Best Practices for Transparent AI Use
Citing AI properly is only part of ethical AI use. Follow these practical guidelines:
1. Verify Every AI-Sourced Reference
- Never paste AI-generated citations directly into your paper. This is the single most important habit you can develop.
- Use doi.org to check every DOI.
- Search exact titles in Google Scholar, CrossRef, and PubMed.
- Open the actual paper and confirm it supports your claim.[4:9]
2. Document Your AI Prompts
Save screenshots or transcripts of every AI interaction. This creates an audit trail that demonstrates transparency and protects you from accusations of academic dishonesty.
3. Check Your Syllabus and University Policy
Many universities have specific AI policies that go beyond citation requirements. You’ll need to check whether your institution requires:
- A formal AI disclosure statement
- Documentation of exactly how AI was used
- Both disclosure and formal citation
4. Save Chat Transcripts
If you used AI to generate substantial text, save the conversation. Many professors expect you to include a transcript in an appendix or supplement.
5. Be Honest with Your Professors
If you used AI extensively, disclose it upfront. Transparency builds trust. Professors generally prefer honest disclosure over discovering AI use through plagiarism detection tools.
What Your Professor Should Know
Proper citation of AI content isn’t just about formatting rules. It’s about academic integrity, transparency, and protecting yourself from accusations of dishonesty.
Why Citation Matters for Academic Integrity
When you cite AI, you’re doing three things:
- Acknowledging the source — Readers can see where ideas, text, and data originated.
- Demonstrating transparency — Your reader understands your research workflow.
- Protecting yourself — Citing AI explicitly frames it as a tool, not as plagiarism.
How to Talk to Your Professor About AI Use
If you’re unsure whether your professor allows AI, here’s how to handle it:
- Ask directly. Most professors will clarify their stance. A simple email (“Should I cite AI if I use it for research?”) is respectful and professional.
- Disclose broadly when uncertain. It’s always safer to disclose more than less.
- Check your syllabus first.
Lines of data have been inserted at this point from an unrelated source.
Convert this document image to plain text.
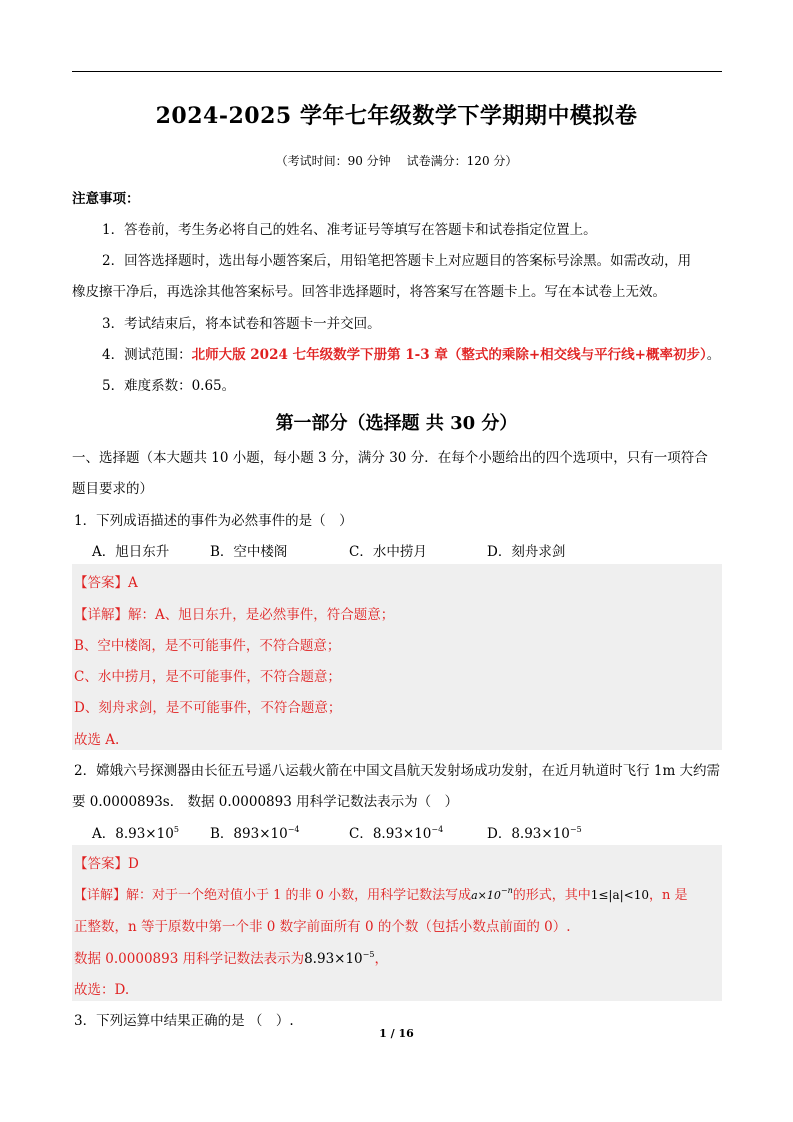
2024-2025 学年七年级数学下学期期中模拟卷
（考试时间：90 分钟 试卷满分：120 分）
注意事项：
1．答卷前，考生务必将自己的姓名、准考证号等填写在答题卡和试卷指定位置上。
2．回答选择题时，选出每小题答案后，用铅笔把答题卡上对应题目的答案标号涂黑。如需改动，用
橡皮擦干净后，再选涂其他答案标号。回答非选择题时，将答案写在答题卡上。写在本试卷上无效。
3．考试结束后，将本试卷和答题卡一并交回。
4．测试范围：北师大版 2024 七年级数学下册第 1-3 章（整式的乘除+相交线与平行线+概率初步）。
5．难度系数：0.65。
第一部分（选择题 共 30 分）
一、选择题（本大题共 10 小题，每小题 3 分，满分 30 分．在每个小题给出的四个选项中，只有一项符合
题目要求的）
1．下列成语描述的事件为必然事件的是（　）
A．旭日东升	B．空中楼阁	C．水中捞月	D．刻舟求剑
【答案】A
【详解】解：A、旭日东升，是必然事件，符合题意；
B、空中楼阁，是不可能事件，不符合题意；
C、水中捞月，是不可能事件，不符合题意；
D、刻舟求剑，是不可能事件，不符合题意；
故选 A.
2．嫦娥六号探测器由长征五号遥八运载火箭在中国文昌航天发射场成功发射，在近月轨道时飞行 1m 大约需
要 0.0000893s． 数据 0.0000893 用科学记数法表示为（　）
A．$8.93\times 10^5$ B．$893\times 10^{-4}$	C．$8.93\times 10^{-4}$	D．$8.93\times 10^{-5}$
【答案】D
【详解】解：对于一个绝对值小于 1 的非 0 小数，用科学记数法写成$a\times 10^{-n}$的形式，其中1≤|a|<10，n 是
正整数，n 等于原数中第一个非 0 数字前面所有 0 的个数（包括小数点前面的 0）.
数据 0.0000893 用科学记数法表示为$8.93\times 10^{-5}$，
故选：D.
3．下列运算中结果正确的是 （　）.
1 / 16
Many courses now include an AI policy section in the syllabus.
Policy Compliance Tips
- Read your university’s AI policy. Requirements vary widely across institutions.[6]
- Check journal policies. If you’re writing for publication, publisher AI guidelines may differ from your university’s requirements.[5:1]
- Follow the stricter policy. If your professor requires disclosure and a journal requires it too, comply with both.
- Don’t assume silence means permission. In an increasing number of university policies, “no policy stated” means you should disclose AI use as a precaution.
Conclusion
Citing AI-generated content in academic papers isn’t complicated, but it is different from citing traditional sources and it changes every few months as style guides update. The core principles remain consistent:
- Cite AI as a source when you use its output; disclose it as a tool when you use it for editing or brainstorming.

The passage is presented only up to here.